Even hoteliers who go through the booking lists and try to recognize by the postcode which guests are not allowed to arrive and which are allowed to doubt the sense and understanding of the new corona rules. Now that the numbers of new infections are high and the intensive care units are filling up again with Covid-19 sufferers, it is becoming apparent that the credibility of the measures taken against the virus is always at stake.
Politics is contradicting itself: With drastic orders such as the ban on lodging, curfew or ban on celebrations, it reaps annoyed shaking of the head. But at the same time people are becoming more alert, putting on their masks again, avoiding crowds. Which is the right thing to do in the fight against the spread of the virus. The ban on accommodation with its sometimes absurd consequences can also be read as a kind of substitute act, it is the lesser evil compared to what could threaten again: the renewed complete lockdown, the closure of schools and daycare centers, hotels and restaurants.
Nobody wants a second month-long lockdown, it would be bad for children, parents, old people, the self-employed, those working in the arts, restaurants. Instead, in Germany you may have to decide to accept something else: that there is something that is difficult to control, that there are no certainties that you would like to have. As a note, without wanting to make a comparison: For millions of people in war zones, floodplains, in drought areas, an uncertainty, a threat, is part of the feeling of survival.

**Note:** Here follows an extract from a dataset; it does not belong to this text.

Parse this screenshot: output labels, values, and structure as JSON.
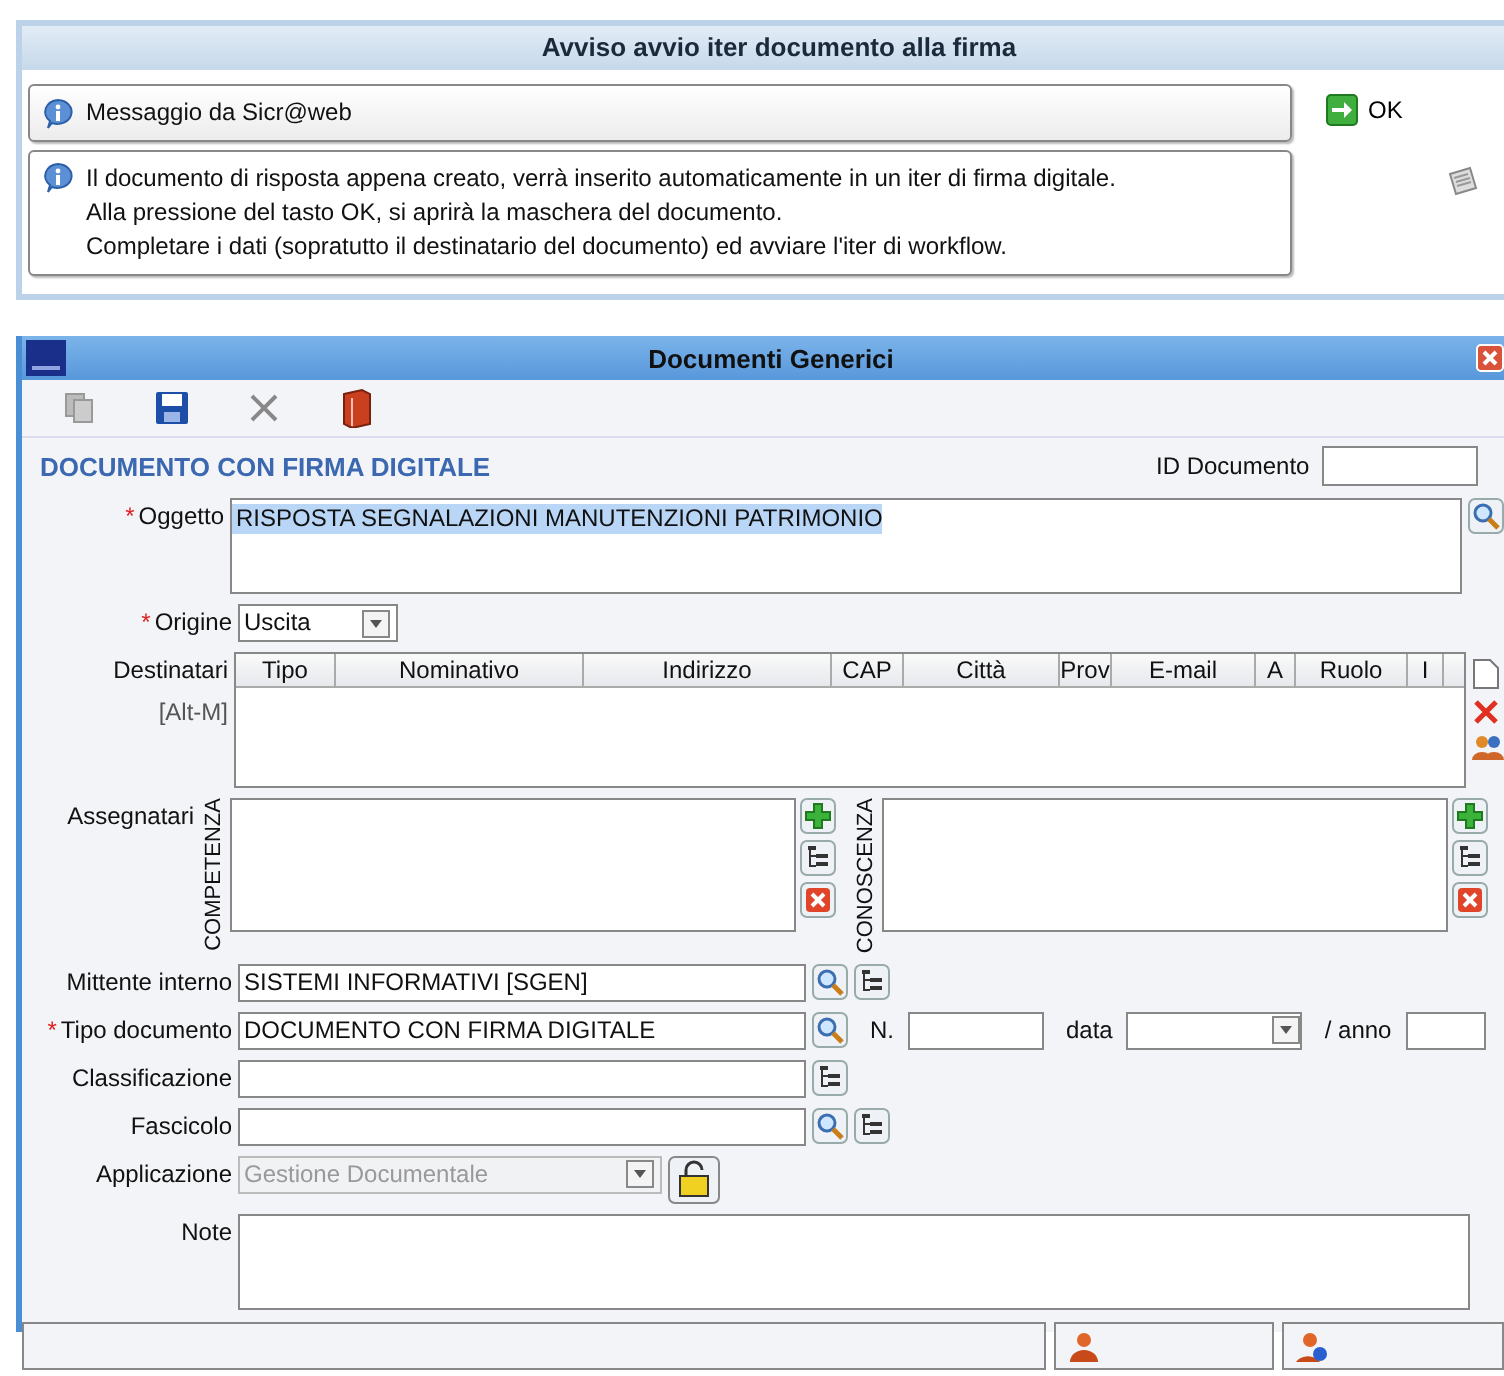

Perhaps in Corona Germany you now have to develop a virtue that is otherwise unpopular in the West: patience. The burdens are back, you have to endure it. It is the task of politics to develop preventive measures and compensatory measures. Small steps, improvisation, even trial and error – such as the ban on accommodation – belong to times when you can’t even get rid of a threat. As you can see from the second wave, getting rid of the world didn’t work out. But that with the patience, it should be possible.